The ex-priest’s ears were not that good, anyway, from alcohol and heavy-metal music. Soundgarden, Motorhead, AC/DC, Black Sabbath, Marilyn Manson, the forgotten Irish rappers House of Pain. He may have stolen from the collection plate to buy the vast stereo system of 150-wattage that he and his nephew Egan thoroughly enjoyed.
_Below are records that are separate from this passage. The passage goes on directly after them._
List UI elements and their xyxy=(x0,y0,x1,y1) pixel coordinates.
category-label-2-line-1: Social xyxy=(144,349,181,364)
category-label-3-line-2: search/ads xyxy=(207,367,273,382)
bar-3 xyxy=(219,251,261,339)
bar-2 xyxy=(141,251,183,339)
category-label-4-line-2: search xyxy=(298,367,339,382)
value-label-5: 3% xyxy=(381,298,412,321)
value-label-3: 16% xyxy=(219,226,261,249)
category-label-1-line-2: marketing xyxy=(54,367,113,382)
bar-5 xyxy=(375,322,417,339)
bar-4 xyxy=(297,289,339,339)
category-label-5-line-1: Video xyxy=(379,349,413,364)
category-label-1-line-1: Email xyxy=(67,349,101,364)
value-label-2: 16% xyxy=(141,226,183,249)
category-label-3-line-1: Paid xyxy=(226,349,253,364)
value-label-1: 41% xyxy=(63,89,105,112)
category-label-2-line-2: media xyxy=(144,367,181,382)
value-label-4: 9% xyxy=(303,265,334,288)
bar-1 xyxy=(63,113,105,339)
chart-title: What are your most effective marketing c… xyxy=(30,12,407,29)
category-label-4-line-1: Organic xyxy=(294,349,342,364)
The late seventies and eighties brought on the music of the homicidal charge, a home war after the lost war of Vietnam. This is the land of Visigoths, Picts, Celts, Zulus, Huns, Indians, Scots, Vikings and Tripoli corsairs, with many substrata of Mongols, banditos and racial marines in a polyglot of fierce challenges. The ex-priest himself had been chaplain to the marines in Korea and still believed them the toughest armed force in the history of the world. What other kind of music was inevitable for these people? The armed services know it is classical and employ it freely. And civilians, dressed in the GI-black T-shirt with something nasty printed on it, hair long behind, short at the sides, greasy blue jeans and jackboots tougher than anything they might wear them to do, which is mostly listening to heavy metal and imagining a horde assault against dance majors and carrying off their willing women on their shoulders. The little boys joined the ex-priest in this enthusiasm unknowingly. Harold had gotten them small T-shirts to match their long hair behind. One shirt read: There’s Shit in My Ear Were You Saying Something? The other on the nine-year-old said: If You Ain’t a Hemorrhoid Get Off My Ass. These shirts were made for car drivers.